Nonsteroidal anti-inflammatories, acetaminophen, gabapentinoids, NMDA antagonists, alpha-2-agonists, and sodium and calcium channel blocking agents are at the center of multimodal anesthesia. A multimodal approach may be a more effective pain control strategy, potentially decreasing the complications associated with suboptimal pain control, such as pneumonia, deep venous thrombosis, and postoperative cognitive dysfunction.
A multimodal approach may decrease the use of opioids and associated side effects (e.g., delirium, and respiratory depression), tolerance, and diversion.
The preoperative goal for ERAS is to arrive in the operating room in a euvolemic state.
Historically, patients are NPO from at least midnight until after surgery. This obviously leads to hypovolemia and metabolic demand.

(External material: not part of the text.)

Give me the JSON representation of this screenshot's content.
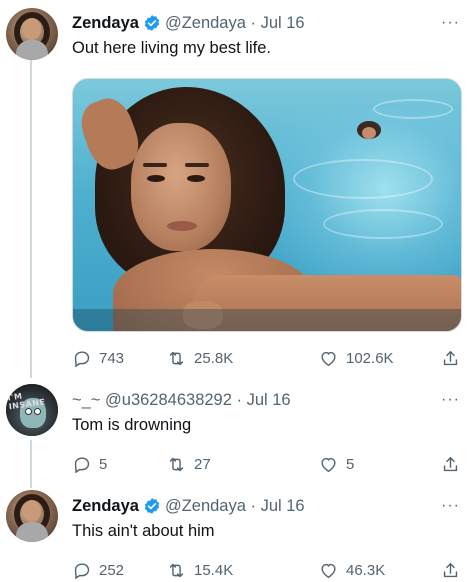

ERAS implements a carbohydrate drink 2 hours prior to surgery and eliminates the mechanical bowel preparation. This helps to maintain glucose levels, reduce thirst and hunger, and provide anxiolysis. Also, the patients may not experience as significant of a drop after induction as normal.
Traditionally, the NPO deficit as well as maintenance fluids, third space loss, and blood loss is replaced with crystalloid and sometimes colloids according to the 4-2-1 calculation. The volumes calculated can be highly subjective and liberal infusion of fluids can have detrimental effects.
Goal-directed fluid therapy (GDFT) aims for individual end-points to support oxygen transport balance. This helps improve outcomes for surgical patients because they can tolerate the metabolic and hemodynamic insults.
GDFT protocols begin with baseline vitals and a target. A small fluid bolus of 250- 500 mL is given IV to assess its effect on the Frank-Starling curve.
The differentiation between preload dependence and preload independence is vital to ascertain. Preload independence shows that a bolus of fluid does not help hemodynamic parameters. This can be due to a weak heart and result in edema.